About Jackson Hole WILD
Jackson Hole WILD’s programs promote public awareness and stewardship of wildlife and wildlife habitat through the innovative use of media. Since 1991, its annual conferences draw together international leaders in science, conservation, broadcasting and media. In 2019, committed marine science and conservation advocates join global media leaders and innovators for the Jackson Hole Wildlife Film Festival & Conservation Summit (21-27 September), to share resources and strategies, address critical challenges and brainstorm innovative approaches for collaboration. Jackson Hole WILD celebrates the world’s finest nature programming and explore innovative ways to integrate media centrally into the battle against global wildlife crime.

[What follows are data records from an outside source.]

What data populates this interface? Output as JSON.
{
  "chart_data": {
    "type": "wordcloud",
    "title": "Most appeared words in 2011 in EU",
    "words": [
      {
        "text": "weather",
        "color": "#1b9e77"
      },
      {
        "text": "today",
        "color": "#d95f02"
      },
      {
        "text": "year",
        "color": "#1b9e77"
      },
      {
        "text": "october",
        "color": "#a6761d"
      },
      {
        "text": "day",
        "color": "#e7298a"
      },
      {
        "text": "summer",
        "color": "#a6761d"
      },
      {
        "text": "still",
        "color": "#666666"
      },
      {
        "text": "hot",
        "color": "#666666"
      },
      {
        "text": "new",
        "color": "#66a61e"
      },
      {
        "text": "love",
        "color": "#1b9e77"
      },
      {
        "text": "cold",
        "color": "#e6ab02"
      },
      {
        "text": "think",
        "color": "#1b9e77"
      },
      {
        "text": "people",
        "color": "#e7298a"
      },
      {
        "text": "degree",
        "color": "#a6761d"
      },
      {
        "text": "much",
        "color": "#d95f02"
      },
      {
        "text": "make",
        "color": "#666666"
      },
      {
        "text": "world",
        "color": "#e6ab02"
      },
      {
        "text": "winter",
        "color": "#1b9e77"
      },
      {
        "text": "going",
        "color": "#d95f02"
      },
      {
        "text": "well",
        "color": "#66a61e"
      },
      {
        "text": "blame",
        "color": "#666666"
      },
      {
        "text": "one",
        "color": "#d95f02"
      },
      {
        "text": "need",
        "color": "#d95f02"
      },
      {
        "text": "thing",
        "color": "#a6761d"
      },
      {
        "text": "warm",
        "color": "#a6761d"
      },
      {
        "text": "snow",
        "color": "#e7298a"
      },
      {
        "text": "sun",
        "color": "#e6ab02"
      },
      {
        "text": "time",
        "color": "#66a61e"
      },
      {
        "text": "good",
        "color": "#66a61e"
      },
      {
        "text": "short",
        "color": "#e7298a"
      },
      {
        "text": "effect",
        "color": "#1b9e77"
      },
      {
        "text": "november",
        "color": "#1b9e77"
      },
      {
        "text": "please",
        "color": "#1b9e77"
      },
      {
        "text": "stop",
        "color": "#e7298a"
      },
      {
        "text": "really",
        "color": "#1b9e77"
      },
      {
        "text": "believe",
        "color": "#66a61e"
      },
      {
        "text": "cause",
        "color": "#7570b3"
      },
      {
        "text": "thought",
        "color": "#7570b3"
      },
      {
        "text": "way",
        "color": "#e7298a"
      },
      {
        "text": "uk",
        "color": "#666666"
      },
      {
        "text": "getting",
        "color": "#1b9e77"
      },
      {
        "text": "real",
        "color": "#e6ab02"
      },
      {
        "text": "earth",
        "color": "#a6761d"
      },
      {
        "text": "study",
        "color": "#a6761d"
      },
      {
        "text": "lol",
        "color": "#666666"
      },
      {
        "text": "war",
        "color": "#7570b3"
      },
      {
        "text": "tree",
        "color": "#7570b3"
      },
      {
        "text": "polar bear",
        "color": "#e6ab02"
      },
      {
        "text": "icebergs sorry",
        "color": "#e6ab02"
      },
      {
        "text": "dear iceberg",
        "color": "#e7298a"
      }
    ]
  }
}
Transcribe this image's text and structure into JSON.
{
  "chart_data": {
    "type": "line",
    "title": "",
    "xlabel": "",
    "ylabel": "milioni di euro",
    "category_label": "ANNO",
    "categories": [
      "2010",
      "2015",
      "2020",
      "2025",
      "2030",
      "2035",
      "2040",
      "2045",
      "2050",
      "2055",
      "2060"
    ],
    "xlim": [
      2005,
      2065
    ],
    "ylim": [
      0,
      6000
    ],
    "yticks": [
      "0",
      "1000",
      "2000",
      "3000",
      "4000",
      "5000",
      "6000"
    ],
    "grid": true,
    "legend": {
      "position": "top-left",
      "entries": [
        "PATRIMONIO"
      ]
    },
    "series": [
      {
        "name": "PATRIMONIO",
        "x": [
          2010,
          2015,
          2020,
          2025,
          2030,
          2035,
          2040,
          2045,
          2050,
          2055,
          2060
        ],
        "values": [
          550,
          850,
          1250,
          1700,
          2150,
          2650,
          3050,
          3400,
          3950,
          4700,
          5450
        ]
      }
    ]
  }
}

About the United Nations World Wildlife Day
On 20 December 2013, the 68th session of the United Nations General Assembly proclaimed 3 March as World Wildlife Day to celebrate and raise awareness of the world’s wild fauna and flora. The date is the day of the signature of the Convention on International Trade in Endangered Species of Wild Fauna and Flora (CITES) in 1973. World Wildlife Day has quickly become the most prominent global annual event dedicated to wildlife. It is an opportunity to celebrate the many beautiful and varied forms of wild fauna and flora and to raise awareness of the various challenges faced by these species. The day also reminds us of the urgent need to step up the fight against wildlife crime, which has wide-ranging economic, environmental and social impacts. The theme for the 2019 World Wildlife Day is: Life Below: For People and Planet.